オーブニングタイトルのあれ
東映の映画のオーブニングタイトルの海岸。
海岸の岩にぶつかった波がしぶきとなって砕け散ると、それにあわせるように、東映のマークが「ドーン」と迫ってくる、おなじみのオープニングタイトル。
東映に尋ねると、「大泉(東京)の撮影所に詳しい人がいますから」と、昔のことをよく知っているという人を教えてもらった。
その人によれば、「あれは、昭和30年ごろ、犬吠埼(千葉県)の灯台下の海岸で撮影されたものです」とのことです。

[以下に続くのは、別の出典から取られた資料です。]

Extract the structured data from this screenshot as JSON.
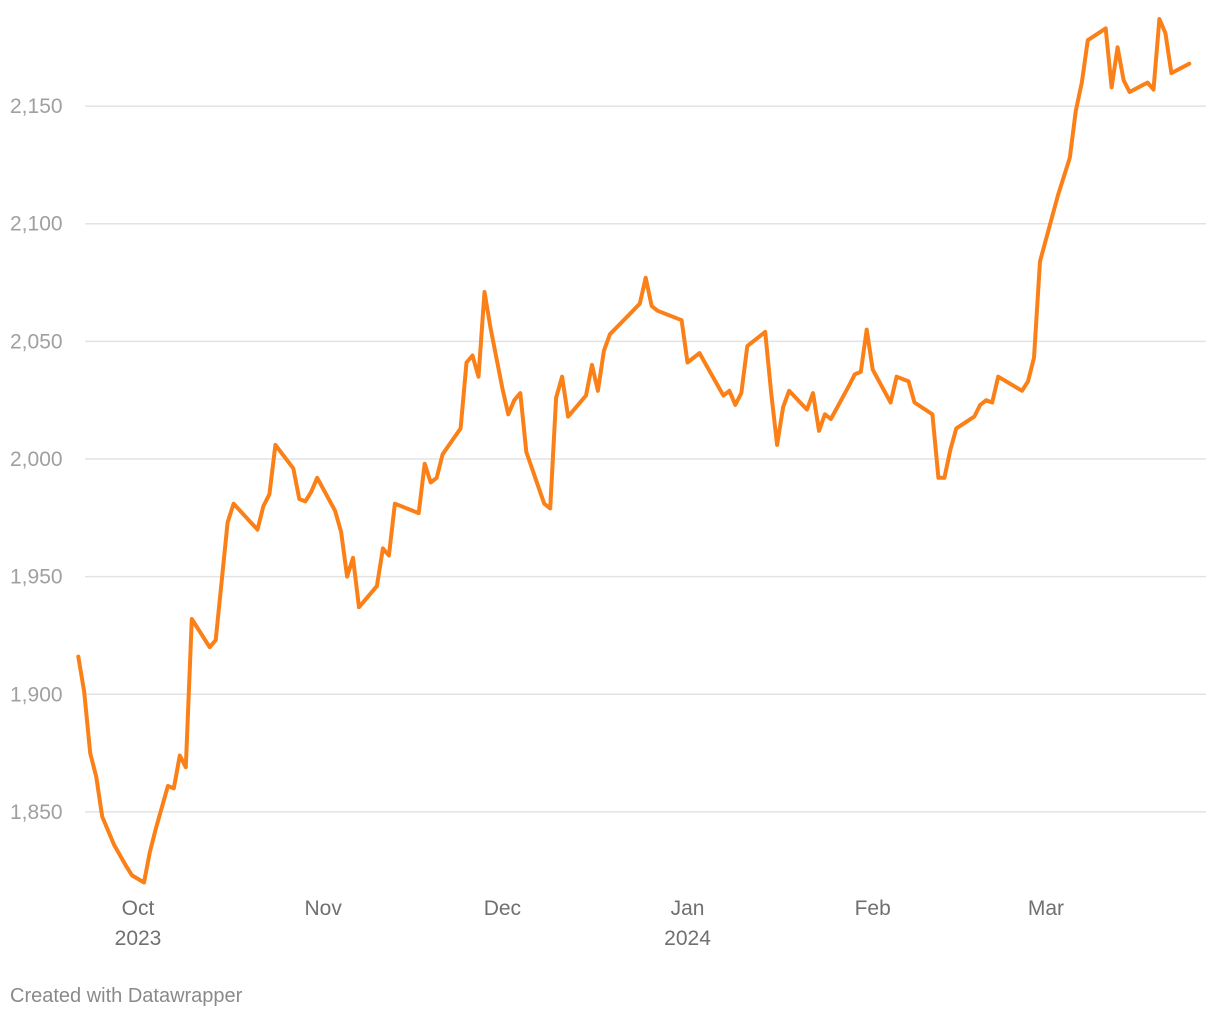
{
  "chart_data": {
    "type": "line",
    "title": "",
    "xlabel": "",
    "ylabel": "",
    "ylim": [
      1810,
      2190
    ],
    "grid": "horizontal",
    "y_ticks": [
      1850,
      1900,
      1950,
      2000,
      2050,
      2100,
      2150
    ],
    "y_tick_labels": [
      "1,850",
      "1,900",
      "1,950",
      "2,000",
      "2,050",
      "2,100",
      "2,150"
    ],
    "x_ticks": [
      {
        "date": "2023-10-01",
        "label": "Oct",
        "sublabel": "2023"
      },
      {
        "date": "2023-11-01",
        "label": "Nov",
        "sublabel": ""
      },
      {
        "date": "2023-12-01",
        "label": "Dec",
        "sublabel": ""
      },
      {
        "date": "2024-01-01",
        "label": "Jan",
        "sublabel": "2024"
      },
      {
        "date": "2024-02-01",
        "label": "Feb",
        "sublabel": ""
      },
      {
        "date": "2024-03-01",
        "label": "Mar",
        "sublabel": ""
      }
    ],
    "series": [
      {
        "color": "#fa8017",
        "points": [
          [
            "2023-09-21",
            1916
          ],
          [
            "2023-09-22",
            1901
          ],
          [
            "2023-09-23",
            1875
          ],
          [
            "2023-09-24",
            1865
          ],
          [
            "2023-09-25",
            1848
          ],
          [
            "2023-09-27",
            1836
          ],
          [
            "2023-09-29",
            1827
          ],
          [
            "2023-09-30",
            1823
          ],
          [
            "2023-10-02",
            1820
          ],
          [
            "2023-10-03",
            1833
          ],
          [
            "2023-10-04",
            1843
          ],
          [
            "2023-10-06",
            1861
          ],
          [
            "2023-10-07",
            1860
          ],
          [
            "2023-10-08",
            1874
          ],
          [
            "2023-10-09",
            1869
          ],
          [
            "2023-10-10",
            1932
          ],
          [
            "2023-10-13",
            1920
          ],
          [
            "2023-10-14",
            1923
          ],
          [
            "2023-10-16",
            1973
          ],
          [
            "2023-10-17",
            1981
          ],
          [
            "2023-10-21",
            1970
          ],
          [
            "2023-10-22",
            1980
          ],
          [
            "2023-10-23",
            1985
          ],
          [
            "2023-10-24",
            2006
          ],
          [
            "2023-10-27",
            1996
          ],
          [
            "2023-10-28",
            1983
          ],
          [
            "2023-10-29",
            1982
          ],
          [
            "2023-10-30",
            1986
          ],
          [
            "2023-10-31",
            1992
          ],
          [
            "2023-11-03",
            1978
          ],
          [
            "2023-11-04",
            1969
          ],
          [
            "2023-11-05",
            1950
          ],
          [
            "2023-11-06",
            1958
          ],
          [
            "2023-11-07",
            1937
          ],
          [
            "2023-11-10",
            1946
          ],
          [
            "2023-11-11",
            1962
          ],
          [
            "2023-11-12",
            1959
          ],
          [
            "2023-11-13",
            1981
          ],
          [
            "2023-11-17",
            1977
          ],
          [
            "2023-11-18",
            1998
          ],
          [
            "2023-11-19",
            1990
          ],
          [
            "2023-11-20",
            1992
          ],
          [
            "2023-11-21",
            2002
          ],
          [
            "2023-11-24",
            2013
          ],
          [
            "2023-11-25",
            2041
          ],
          [
            "2023-11-26",
            2044
          ],
          [
            "2023-11-27",
            2035
          ],
          [
            "2023-11-28",
            2071
          ],
          [
            "2023-11-29",
            2056
          ],
          [
            "2023-12-01",
            2030
          ],
          [
            "2023-12-02",
            2019
          ],
          [
            "2023-12-03",
            2025
          ],
          [
            "2023-12-04",
            2028
          ],
          [
            "2023-12-05",
            2003
          ],
          [
            "2023-12-08",
            1981
          ],
          [
            "2023-12-09",
            1979
          ],
          [
            "2023-12-10",
            2026
          ],
          [
            "2023-12-11",
            2035
          ],
          [
            "2023-12-12",
            2018
          ],
          [
            "2023-12-15",
            2027
          ],
          [
            "2023-12-16",
            2040
          ],
          [
            "2023-12-17",
            2029
          ],
          [
            "2023-12-18",
            2046
          ],
          [
            "2023-12-19",
            2053
          ],
          [
            "2023-12-24",
            2066
          ],
          [
            "2023-12-25",
            2077
          ],
          [
            "2023-12-26",
            2065
          ],
          [
            "2023-12-27",
            2063
          ],
          [
            "2023-12-31",
            2059
          ],
          [
            "2024-01-01",
            2041
          ],
          [
            "2024-01-03",
            2045
          ],
          [
            "2024-01-05",
            2036
          ],
          [
            "2024-01-07",
            2027
          ],
          [
            "2024-01-08",
            2029
          ],
          [
            "2024-01-09",
            2023
          ],
          [
            "2024-01-10",
            2028
          ],
          [
            "2024-01-11",
            2048
          ],
          [
            "2024-01-14",
            2054
          ],
          [
            "2024-01-15",
            2028
          ],
          [
            "2024-01-16",
            2006
          ],
          [
            "2024-01-17",
            2022
          ],
          [
            "2024-01-18",
            2029
          ],
          [
            "2024-01-21",
            2021
          ],
          [
            "2024-01-22",
            2028
          ],
          [
            "2024-01-23",
            2012
          ],
          [
            "2024-01-24",
            2019
          ],
          [
            "2024-01-25",
            2017
          ],
          [
            "2024-01-28",
            2031
          ],
          [
            "2024-01-29",
            2036
          ],
          [
            "2024-01-30",
            2037
          ],
          [
            "2024-01-31",
            2055
          ],
          [
            "2024-02-01",
            2038
          ],
          [
            "2024-02-04",
            2024
          ],
          [
            "2024-02-05",
            2035
          ],
          [
            "2024-02-07",
            2033
          ],
          [
            "2024-02-08",
            2024
          ],
          [
            "2024-02-11",
            2019
          ],
          [
            "2024-02-12",
            1992
          ],
          [
            "2024-02-13",
            1992
          ],
          [
            "2024-02-14",
            2004
          ],
          [
            "2024-02-15",
            2013
          ],
          [
            "2024-02-18",
            2018
          ],
          [
            "2024-02-19",
            2023
          ],
          [
            "2024-02-20",
            2025
          ],
          [
            "2024-02-21",
            2024
          ],
          [
            "2024-02-22",
            2035
          ],
          [
            "2024-02-26",
            2029
          ],
          [
            "2024-02-27",
            2033
          ],
          [
            "2024-02-28",
            2043
          ],
          [
            "2024-02-29",
            2084
          ],
          [
            "2024-03-03",
            2112
          ],
          [
            "2024-03-05",
            2128
          ],
          [
            "2024-03-06",
            2148
          ],
          [
            "2024-03-07",
            2160
          ],
          [
            "2024-03-08",
            2178
          ],
          [
            "2024-03-11",
            2183
          ],
          [
            "2024-03-12",
            2158
          ],
          [
            "2024-03-13",
            2175
          ],
          [
            "2024-03-14",
            2161
          ],
          [
            "2024-03-15",
            2156
          ],
          [
            "2024-03-18",
            2160
          ],
          [
            "2024-03-19",
            2157
          ],
          [
            "2024-03-20",
            2187
          ],
          [
            "2024-03-21",
            2181
          ],
          [
            "2024-03-22",
            2164
          ],
          [
            "2024-03-25",
            2168
          ]
        ]
      }
    ]
  },
  "footer": {
    "credit": "Created with Datawrapper"
  }
}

ただ、最近のものは場所は同じだが、新しく撮り直したものだそうです。
「シネマスコープからビスタビジョン(ワイドサイズ)になったときに変わりました」宣伝部の話では、最初にこのオープニングタイトルが登場したのは、昭和30年公開の「血槍富士」(監督・内田吐夢、主演・片岡千恵蔵)から。
必ずこのオープニングタイトルが入るようになったのは、昭和32年の「旗本退屈男・謎の蛇姫屋敷」(監督・佐々木康、主演・市川右太衛門)からだそうです。
実はあのオープニングタイトルにはちゃんと名前があって「荒磯に波」というんだそうです。
また、あの三角マークは、東横映画、大泉映画、東京映画配給の三社が合併した昭和26年にできたもので、三者の団結を象徴するマークだという。
あのオープニングタイトル、よく見ると、真ん中に大きな岩があって、左右にも岩がある。
「波は力強く押し寄せる文化を象徴したもので、三つの岩は、三社がひとつになって波に負けない姿を表しています」うーむ、聞いてみなければわからないものです。